Ms. Bryant first became an author with books such as “Amazing Grace” and “Bless This Food: The Anita Bryant Family Cookbook,” but her most talked-about title was “The Anita Bryant Story: The Survival of Our Nation’s Families and the Threat of.” Militant Homosexuality” (1977).

She was always an object of teasing. When her purse was stolen in 1974, a Times column reduced her to “the singer who sells orange juice on TV.” So it was probably inevitable that she would be skewered on television shows like Saturday Night Live. In 1977, Jane Curtin, co-anchor of the program’s news portion, showed the cake incident and reported: “Fortunately, Mrs. Bryant, who was not injured, had a good laugh and said it was fine if the attacker went out with her husband. “

In a sketch on “The Carol Burnett Show” this year, Ms. Burnett wore a corsage made of large oranges, made double entenders about queens and sang about a promised land that is “bright and cheerful” and Tim Conway as a character who is so looked and sounded a lot like Truman Capote.

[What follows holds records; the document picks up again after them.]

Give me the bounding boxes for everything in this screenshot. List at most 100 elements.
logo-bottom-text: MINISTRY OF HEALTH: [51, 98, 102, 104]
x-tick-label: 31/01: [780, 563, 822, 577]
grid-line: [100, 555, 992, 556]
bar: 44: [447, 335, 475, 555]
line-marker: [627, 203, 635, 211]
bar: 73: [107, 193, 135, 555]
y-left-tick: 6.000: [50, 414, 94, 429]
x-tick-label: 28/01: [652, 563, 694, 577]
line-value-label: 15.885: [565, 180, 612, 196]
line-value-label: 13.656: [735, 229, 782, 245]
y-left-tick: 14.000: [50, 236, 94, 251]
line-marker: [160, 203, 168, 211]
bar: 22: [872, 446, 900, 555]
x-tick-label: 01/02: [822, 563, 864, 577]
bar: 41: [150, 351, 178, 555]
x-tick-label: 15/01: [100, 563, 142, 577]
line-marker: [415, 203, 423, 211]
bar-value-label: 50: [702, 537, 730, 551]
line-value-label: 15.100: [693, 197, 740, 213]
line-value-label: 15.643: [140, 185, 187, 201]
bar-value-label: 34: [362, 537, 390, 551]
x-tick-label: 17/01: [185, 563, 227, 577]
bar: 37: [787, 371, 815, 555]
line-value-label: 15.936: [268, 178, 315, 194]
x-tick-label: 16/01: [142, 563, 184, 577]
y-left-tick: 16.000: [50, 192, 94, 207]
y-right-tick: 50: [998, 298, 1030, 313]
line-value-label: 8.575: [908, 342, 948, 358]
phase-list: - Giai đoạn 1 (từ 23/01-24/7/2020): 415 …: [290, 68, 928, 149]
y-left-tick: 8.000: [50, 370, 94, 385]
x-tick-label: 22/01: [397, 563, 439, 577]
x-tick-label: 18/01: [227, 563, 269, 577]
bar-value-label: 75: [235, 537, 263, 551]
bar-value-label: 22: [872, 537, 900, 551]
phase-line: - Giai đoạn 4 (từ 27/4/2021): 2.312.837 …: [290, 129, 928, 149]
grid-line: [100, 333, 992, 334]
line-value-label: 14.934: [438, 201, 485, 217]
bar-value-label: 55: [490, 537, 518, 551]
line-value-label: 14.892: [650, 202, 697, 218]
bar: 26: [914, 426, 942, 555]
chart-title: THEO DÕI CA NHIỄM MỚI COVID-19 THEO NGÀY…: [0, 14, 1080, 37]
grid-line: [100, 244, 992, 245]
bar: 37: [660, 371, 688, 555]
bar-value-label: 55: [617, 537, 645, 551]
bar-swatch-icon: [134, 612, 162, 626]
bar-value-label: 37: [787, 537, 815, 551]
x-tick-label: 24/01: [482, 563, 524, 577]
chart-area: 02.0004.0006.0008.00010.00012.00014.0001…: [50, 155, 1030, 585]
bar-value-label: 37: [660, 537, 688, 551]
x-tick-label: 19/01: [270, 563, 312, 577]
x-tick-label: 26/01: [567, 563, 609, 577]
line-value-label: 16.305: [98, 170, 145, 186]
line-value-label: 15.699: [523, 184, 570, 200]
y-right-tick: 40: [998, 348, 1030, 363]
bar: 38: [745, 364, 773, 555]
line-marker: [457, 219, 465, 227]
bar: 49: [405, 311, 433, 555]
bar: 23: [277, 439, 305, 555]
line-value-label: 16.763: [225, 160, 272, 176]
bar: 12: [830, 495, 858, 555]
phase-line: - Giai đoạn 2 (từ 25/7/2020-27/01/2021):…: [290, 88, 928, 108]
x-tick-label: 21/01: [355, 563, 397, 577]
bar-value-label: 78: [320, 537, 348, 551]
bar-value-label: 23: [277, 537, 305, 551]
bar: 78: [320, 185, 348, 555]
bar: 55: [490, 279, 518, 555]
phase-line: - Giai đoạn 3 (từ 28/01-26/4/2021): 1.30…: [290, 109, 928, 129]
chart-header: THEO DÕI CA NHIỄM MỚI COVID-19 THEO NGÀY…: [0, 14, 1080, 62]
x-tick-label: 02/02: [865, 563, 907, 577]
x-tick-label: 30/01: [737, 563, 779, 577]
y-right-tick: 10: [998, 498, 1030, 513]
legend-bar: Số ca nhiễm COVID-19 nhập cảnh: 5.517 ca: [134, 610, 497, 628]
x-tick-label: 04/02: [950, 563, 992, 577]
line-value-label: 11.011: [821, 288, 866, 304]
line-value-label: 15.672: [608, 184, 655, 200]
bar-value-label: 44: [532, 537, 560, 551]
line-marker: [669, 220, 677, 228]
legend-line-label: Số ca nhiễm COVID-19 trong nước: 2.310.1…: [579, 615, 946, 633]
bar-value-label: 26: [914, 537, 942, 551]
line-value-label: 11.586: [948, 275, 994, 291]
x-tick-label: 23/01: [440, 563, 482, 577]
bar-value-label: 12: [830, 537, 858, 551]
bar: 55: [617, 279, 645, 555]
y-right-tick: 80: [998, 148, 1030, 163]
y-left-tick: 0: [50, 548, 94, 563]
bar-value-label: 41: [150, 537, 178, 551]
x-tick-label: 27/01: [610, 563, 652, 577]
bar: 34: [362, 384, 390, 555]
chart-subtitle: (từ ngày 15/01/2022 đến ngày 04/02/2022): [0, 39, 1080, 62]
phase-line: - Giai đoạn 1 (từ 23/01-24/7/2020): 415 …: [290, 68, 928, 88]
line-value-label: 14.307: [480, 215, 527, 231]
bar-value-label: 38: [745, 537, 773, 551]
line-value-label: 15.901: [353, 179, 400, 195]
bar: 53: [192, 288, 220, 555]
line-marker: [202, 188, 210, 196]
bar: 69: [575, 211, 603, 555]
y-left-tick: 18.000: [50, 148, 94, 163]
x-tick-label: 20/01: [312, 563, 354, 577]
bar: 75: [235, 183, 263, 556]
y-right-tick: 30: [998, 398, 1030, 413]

The 1980 comedy film “Airplane” compared a plane full of disgusting passengers to an Anita Bryant concert. In Michael Moore’s “Roger & Me” (1989), Ms. Bryant embodied forced optimism by singing “Joy to the World” (the pop music version) to an audience in economically devastated Flint, Michigan. Footage of their anti-gay campaign appeared in the film “Milk” (2008); and plays including “Anita Bryant Died for Your Sins” (2009) and “Anita Bryant’s Playboy Interview” (2016) premiered on both coasts.

In 1988, she attempted a comeback tour, performing in trailer park lounges in Florida.

In 1990, Ms. Bryant married Charlie Hobson Dry, an Oklahoma native and former NASA test crew member. He spent the next decade reviving her career by opening the Anita Bryant Music Mansion in Branson, Missouri, and Pigeon Forge, Tennessee, but both ventures suffered from financial problems. The couple moved back to Oklahoma, where they ran Anita Bryant Ministries International.

She is survived by two sons, Robert Green Jr. and William Green; two daughters, Gloria and Barbara; and two stepdaughters. Mr. Dry died in 2024.

“I was a sacrificial lamb,” Ms. Bryant said in a 1988 newspaper article. “I didn’t even know. And I couldn’t get out once I started.”

Sara Ruberg contributed to reporting and Sheelagh McNeill contributed to the research.